Monday, June 2, 2014

Magic and the unknown

I have been reading tarot cards since I was eight years old.  My great-aunt read cards and tea leaves in her den, large sharp crystals adorning various shelves and table tops.  She would take out her deck when I came to visit and show me the smooth cards, the illustrations worn after so much touching but still strange and beautiful.  She would lay them down in elaborate patterns and tell me my future. 

Tarot decks tell a full story.  There are 78 cards, 56 cards divided into four suits representative of the four elements, and 22 Major Arcana cards.  “Arcana means secrets,” my great-aunt told me quietly, lining up these cards. “These cards tell the story of life.” 

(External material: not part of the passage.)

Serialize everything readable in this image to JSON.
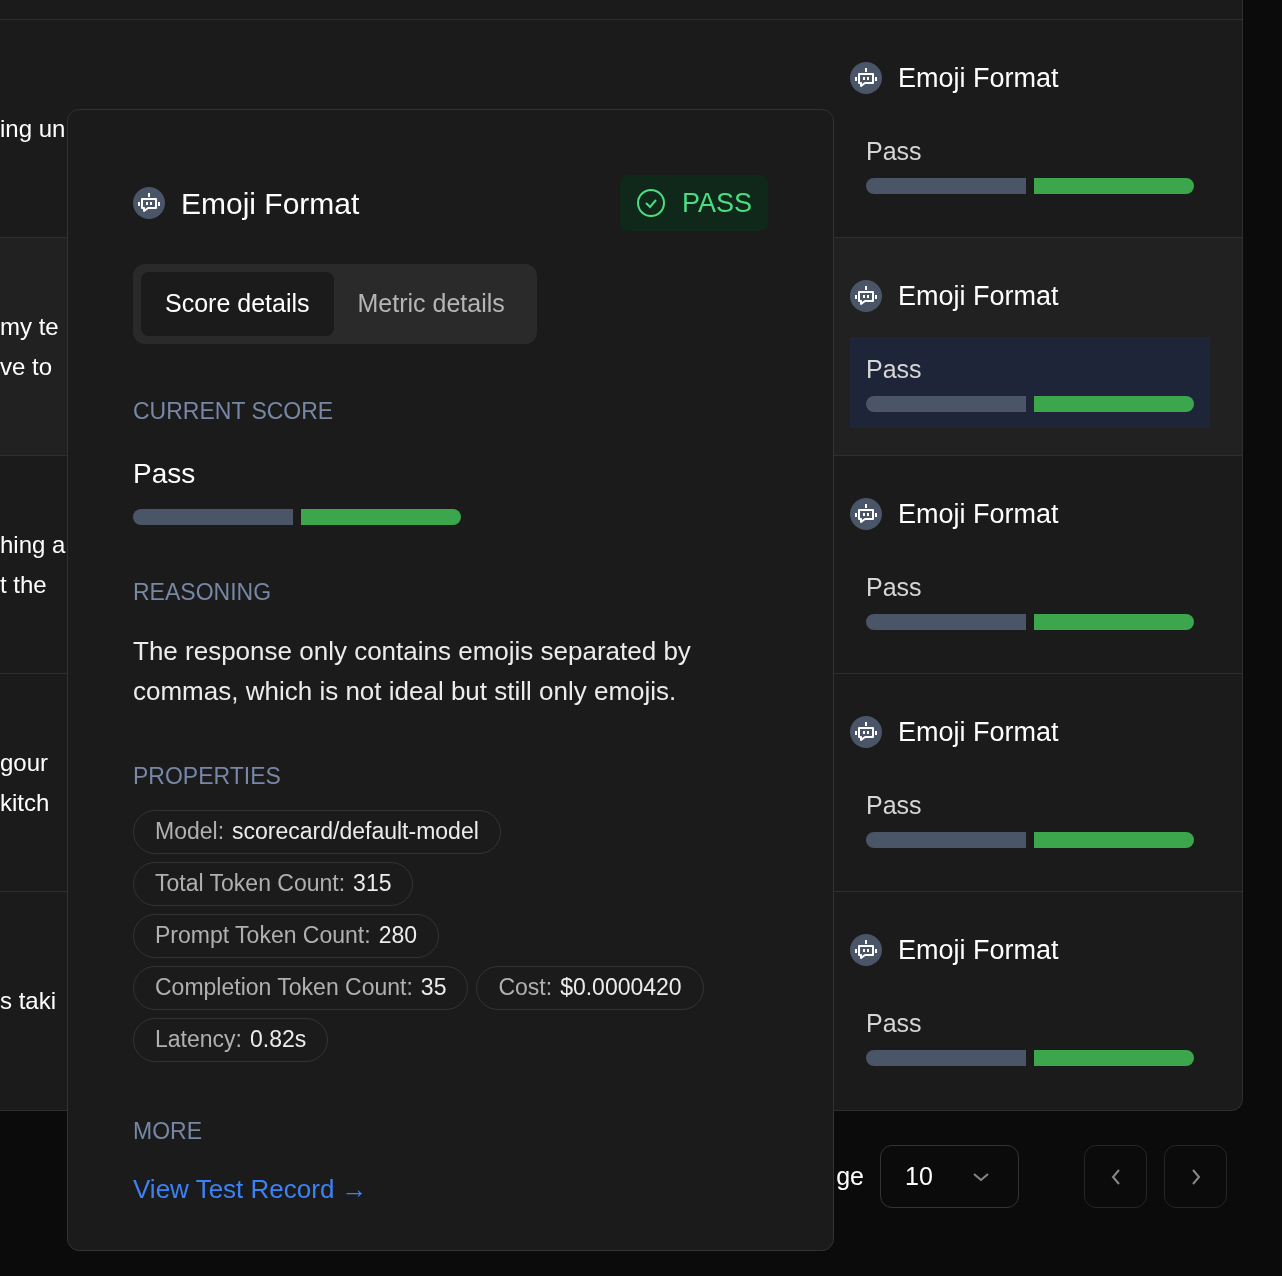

It starts with The Fool, naïve and just starting his journey.  He begins to acquire knowledge and sees himself as important, becoming the Magician.  The High Priestess knows that he does not yet have knowledge of the divine.  She is the keeper of secrets, a powerful and mysterious woman.  The Magician ascends to the Emperor, wanting to control the things happening around him, not yet realizing that some things are fated.  He learns about faith and religion from the Hierophant, and this knowledge propels him into adulthood, becoming one of the Lovers. 
He begins to struggle, as observed by the Chariot.  He learns about Justice and becomes the Hermit, retreating from the world.  But the Fates have other plans for him, spinning their Wheel.  He learns about Strength and discipline.  He sacrifices himself to be resurrected with greater understanding in the Hanged Man.  He accepts this Death and transition to an evolved state of being, where he at first exercises Temperance before being tempted by the Devil.  In the distance, a Tower rises, a dark and dangerous omen of chaos to come. 
But even in this darkness, he can still make out the Star, an omen of renewed hope.  He struggles to understand his path as seen in the Moon, but in the Sun, he has achieved happiness and success.  At the end of his life, he undergoes a Judgment before transition to the next World.  Then the cycle begins again.
I’m very good at reading cards.  I don’t pretend to know how it works, but it does.  Skeptics tell me I “cold read,” and just use ambigious terms until the person gives me clues.  That’s not what I do.  I don’t read for money and never have, so there’s no reason for me to do that.  I just lay them out and they tell the truth. 
The fact that I read cards exists in direct contradiction to my nature as a scientist.  I like facts and data.  But some things can’t be known in this way.  There are some things that cannot be explained.  I think the world is better for this fact.  It is important to feel this magic in ordinary things.  It allows for the possibility that anything can happen.
My great-aunt died many years ago.  My cards were hers before they were mine.  I don’t read cards for myself, but sometimes when I am anxious or scared, I take them out of their wooden box and flip through them.  The familiar images are soothing.  It’s like receiving counsel from old friends.
Tarot decks tell the same essential story, but the details, especially the Minor Arcana, or the suited cards, vary a lot.  My deck tells the story of King Arthur and the search for the Holy Grail, from the viewpoints of the women.  Morrigan le Fay, Guinevere, the Lady of the Lake all had their own trials before they moved to the next world.  Their paths were epic, fated. 
It comforts me to think that you can only ever have so much control.  No matter what the data says, there is always a chance that it could be wrong.  None of us really know what will happen.  There is always some magic that cannot be accounted for.